Camille Pissarro
Hoje tirei um tempo pra margear um caderno. Ou melhor, tirei um tempo pra voltar no tempo. O cheiro bom da minha mãe, a ansiedade de um novo ano na escola. Sim, eu já fui criança.Traçar aquelas linhas bobas não fazia sentido pra mim (não que hoje faça), mas, sem querer aos poucos a gente foi traçando as linhas da própria vida, reforçando os traços do nosso próprio caráter, indicando a direção que os sonhos deviam tomar.
Quando criança eu sentia estar perdendo tempo cobrindo de outra cor uma linha que já existia. Avisando àquele muro magro que ele devia barrar a passagem das letras, deter as ideias, frear os meus tantos pensamentos. Mas hoje, margeando um caderno qualquer, me lembrei que a minha mãe, na primeira série, fez esse árduo trabalho por mim, por horas, pouco depois de cobrir as capas com um plástico bonito, que eu mesmo escolhi.
No ano seguinte, ela segurou na minha mão para que eu não deixasse a reta torta. Mesmo com tudo torto, borrado, mesmo que eu parecesse um paciente precoce de Parkinson, mamãe elogiava. Pra ela tudo estava lindo; pra ela, o lindo era eu existindo.

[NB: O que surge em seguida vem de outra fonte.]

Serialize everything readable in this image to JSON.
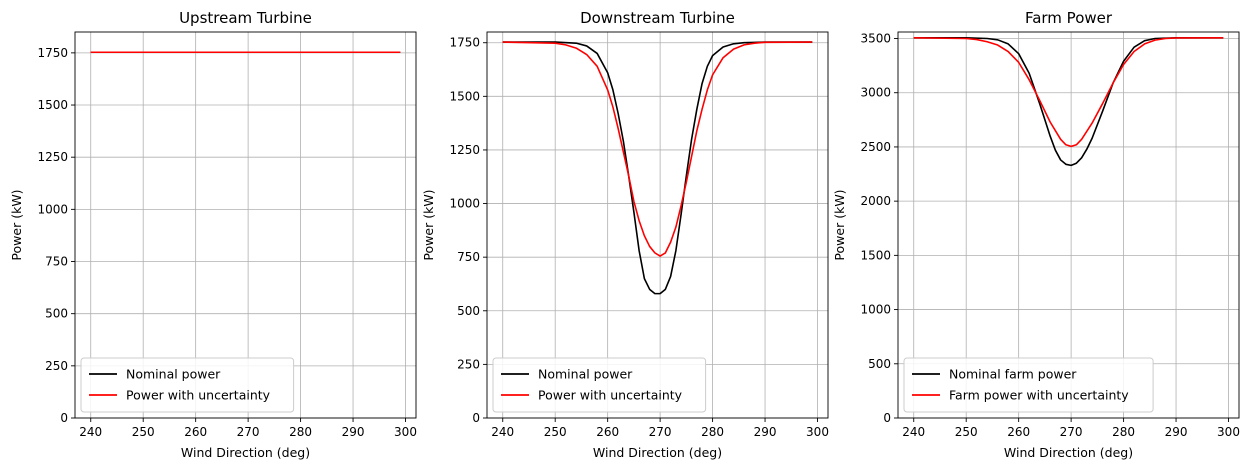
{
  "chart_data": [
    {
      "type": "line",
      "title": "Upstream Turbine",
      "xlabel": "Wind Direction (deg)",
      "ylabel": "Power (kW)",
      "xlim": [
        237,
        302
      ],
      "ylim": [
        0,
        1850
      ],
      "xticks": [
        240,
        250,
        260,
        270,
        280,
        290,
        300
      ],
      "yticks": [
        0,
        250,
        500,
        750,
        1000,
        1250,
        1500,
        1750
      ],
      "grid": true,
      "legend_position": "lower-left",
      "series": [
        {
          "name": "Nominal power",
          "color": "#000000",
          "x": [
            240,
            250,
            260,
            270,
            280,
            290,
            299
          ],
          "y": [
            1753,
            1753,
            1753,
            1753,
            1753,
            1753,
            1753
          ]
        },
        {
          "name": "Power with uncertainty",
          "color": "#ff0000",
          "x": [
            240,
            250,
            260,
            270,
            280,
            290,
            299
          ],
          "y": [
            1753,
            1753,
            1753,
            1753,
            1753,
            1753,
            1753
          ]
        }
      ]
    },
    {
      "type": "line",
      "title": "Downstream Turbine",
      "xlabel": "Wind Direction (deg)",
      "ylabel": "Power (kW)",
      "xlim": [
        237,
        302
      ],
      "ylim": [
        0,
        1800
      ],
      "xticks": [
        240,
        250,
        260,
        270,
        280,
        290,
        300
      ],
      "yticks": [
        0,
        250,
        500,
        750,
        1000,
        1250,
        1500,
        1750
      ],
      "grid": true,
      "legend_position": "lower-left",
      "series": [
        {
          "name": "Nominal power",
          "color": "#000000",
          "x": [
            240,
            250,
            254,
            256,
            258,
            260,
            261,
            262,
            263,
            264,
            265,
            266,
            267,
            268,
            269,
            270,
            271,
            272,
            273,
            274,
            275,
            276,
            277,
            278,
            279,
            280,
            282,
            284,
            286,
            290,
            299
          ],
          "y": [
            1753,
            1753,
            1748,
            1735,
            1700,
            1610,
            1530,
            1420,
            1290,
            1130,
            960,
            780,
            650,
            600,
            580,
            580,
            600,
            660,
            780,
            950,
            1130,
            1300,
            1440,
            1560,
            1640,
            1690,
            1730,
            1745,
            1750,
            1753,
            1753
          ]
        },
        {
          "name": "Power with uncertainty",
          "color": "#ff0000",
          "x": [
            240,
            250,
            252,
            254,
            256,
            258,
            260,
            261,
            262,
            263,
            264,
            265,
            266,
            267,
            268,
            269,
            270,
            271,
            272,
            273,
            274,
            275,
            276,
            277,
            278,
            279,
            280,
            282,
            284,
            286,
            288,
            290,
            299
          ],
          "y": [
            1753,
            1748,
            1740,
            1725,
            1695,
            1640,
            1530,
            1450,
            1350,
            1240,
            1130,
            1010,
            920,
            850,
            800,
            770,
            755,
            770,
            820,
            890,
            990,
            1100,
            1220,
            1340,
            1440,
            1530,
            1600,
            1680,
            1720,
            1740,
            1748,
            1752,
            1753
          ]
        }
      ]
    },
    {
      "type": "line",
      "title": "Farm Power",
      "xlabel": "Wind Direction (deg)",
      "ylabel": "Power (kW)",
      "xlim": [
        237,
        302
      ],
      "ylim": [
        0,
        3560
      ],
      "xticks": [
        240,
        250,
        260,
        270,
        280,
        290,
        300
      ],
      "yticks": [
        0,
        500,
        1000,
        1500,
        2000,
        2500,
        3000,
        3500
      ],
      "grid": true,
      "legend_position": "lower-left",
      "series": [
        {
          "name": "Nominal farm power",
          "color": "#000000",
          "x": [
            240,
            250,
            254,
            256,
            258,
            260,
            262,
            264,
            266,
            267,
            268,
            269,
            270,
            271,
            272,
            273,
            274,
            276,
            278,
            280,
            282,
            284,
            286,
            290,
            299
          ],
          "y": [
            3506,
            3506,
            3500,
            3488,
            3450,
            3360,
            3180,
            2900,
            2600,
            2470,
            2380,
            2340,
            2330,
            2350,
            2400,
            2480,
            2580,
            2830,
            3090,
            3290,
            3420,
            3480,
            3500,
            3506,
            3506
          ]
        },
        {
          "name": "Farm power with uncertainty",
          "color": "#ff0000",
          "x": [
            240,
            250,
            252,
            254,
            256,
            258,
            260,
            262,
            264,
            266,
            268,
            269,
            270,
            271,
            272,
            274,
            276,
            278,
            280,
            282,
            284,
            286,
            288,
            290,
            299
          ],
          "y": [
            3506,
            3500,
            3490,
            3470,
            3440,
            3380,
            3280,
            3120,
            2930,
            2730,
            2570,
            2520,
            2505,
            2520,
            2570,
            2720,
            2900,
            3090,
            3260,
            3380,
            3450,
            3485,
            3500,
            3505,
            3506
          ]
        }
      ]
    }
  ]
}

Nos anos seguintes, eu mesmo cuidava de tudo. Eu mesmo bati o pé e reclamei das capas com bolinhas e bichinhos. O rapazinho reclamão, andava cheio de vontades, e mamãe ainda assim, achava graça de tudo. “Reclamar vai fazer com que isso termine mais cedo?”, não ia. E eu me contentava em chicotear as bordas do caderno com a bic mordida.
Hoje, margeando um caderno entendi que o tempo de quem tanto reclamei, passou. Eu rezei tanto pra crescer, que cresci sem medida. O mundo não é definido pelas margens chatas, retas ou tortas. O mundo acontece, metade, margem à dentro e, bem mais, margem a fora. Saudade boa, mãe.